Proposed legislation to permit the force-feeding of Palestinian prisoners on hunger strike is pitting Israel’s government against the country’s main doctors’ association and other rights groups, which contend the practice amounts to torture.
Prime Minister Benjamin Netanyahu has reportedly asked to fast-track the bill as a hunger strike by dozens of Palestinian detainees entered its sixth week.
At least 65 of 290 participating detainees have been hospitalized since the first group began a hunger strike on April 24. Many are administrative detainees, held for months or years without charges.
There have been near-daily Palestinian demonstrations backing the prisoners, including one in the West Bank on Wednesday in which dozens of university students threw stones at Israeli soldiers who responded with tear gas.
Families of hunger strikers say they support the fast, despite the risks.
“My husband is in Israeli jails without knowing why and when this nightmare is going to end,” Lamees Faraj said of her husband, Abdel Razeq, a member of a small, hard-line Palestine Liberation Organization faction who has been in administrative detention for nearly eight of the last 20 years.
Faced with the second large-scale Palestinian hunger strike in two years, Israel’s government is promoting a bill that would allow a judge to sanction force-feeding if an inmate’s life is perceived to be in danger.
A judge must not only consider the prisoner’s wishes, but also possible damage to the state, said Yoel Hadar, a legal adviser in the Public Security Ministry, which initiated the bill.
A death in custody could trigger prison riots or unrest in the Palestinian territories or elsewhere, he said. “We want the judge to take into consideration what will happen to the country if something happens,” Hadar said.
There has been mounting opposition from Israel’s medical establishment, with the Israel Medical Association urging physicians not to cooperate.
“It goes against the DNA of the doctors to force treatment on a patient,” spokeswoman Ziva Miral said. “Force-feeding is torture, and we can’t have doctors participating in torture.”
She noted that the World Medical Association, an umbrella for national medical associations, opposes the practice. The WMA said as recently as 2006 that “forcible feeding is never ethically acceptable.”
Israel’s National Council of Bioethics has also weighed in, saying it opposes the proposed bill.
Another group, Physicians for Human Rights-Israel, contacted the World Medical Association last month, asking that it help stop the legislation.
In a letter to the WMA, the Israeli group reiterated the ethical concerns raised by others and added that “the true motivation … is to break the spirit and protests of the hunger strikers.”
Despite such criticism, Netanyahu told his Cabinet this week he’ll make sure to find physicians who will participate in force-feeding, noting that force-feeding is carried out at the U.S.-run Guantanamo Bay detention camp for suspected militants, the Haaretz daily said.
Netanyahu’s spokesman, Mark Regev, declined to comment on the report, but confirmed the government supports the bill.
The U.S.-based Physicians for Human Rights said it is currently not aware of prisoners being force-fed anywhere except Guantanamo, but that it is often difficult to get access to prisons to verify their practices. There have, however, been past cases of force-feeding, including of prisoners from Germany’s radical leftist Red Army Faction in the 1970s.
Hadar said force-feeding would be a last resort. Hunger strikers would be represented in legal hearings and physicians would not be compelled to participate, he said.

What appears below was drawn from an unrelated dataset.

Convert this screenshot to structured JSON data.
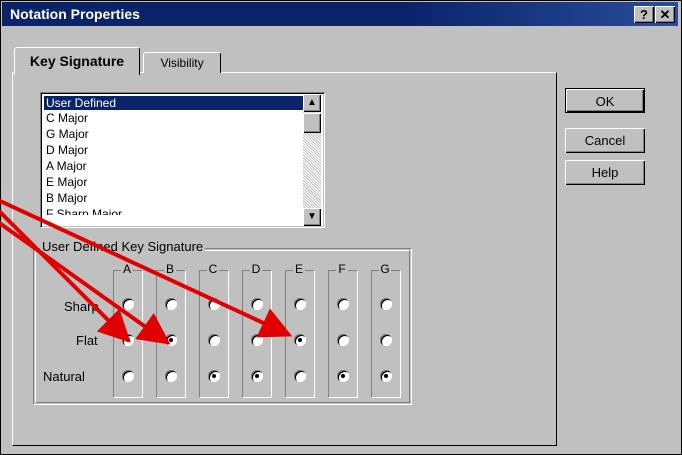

He said force-feeding is meant to save lives, while acknowledging other considerations at play.
“People go on a hunger strike for political reasons … and the consequence could be political damage to the state,” he said. “The state also has the right to stop the strike.”
Qadoura Fares, an advocate for Palestinian prisoners, said Palestinians would seek international condemnation of Israel if the legislation is passed.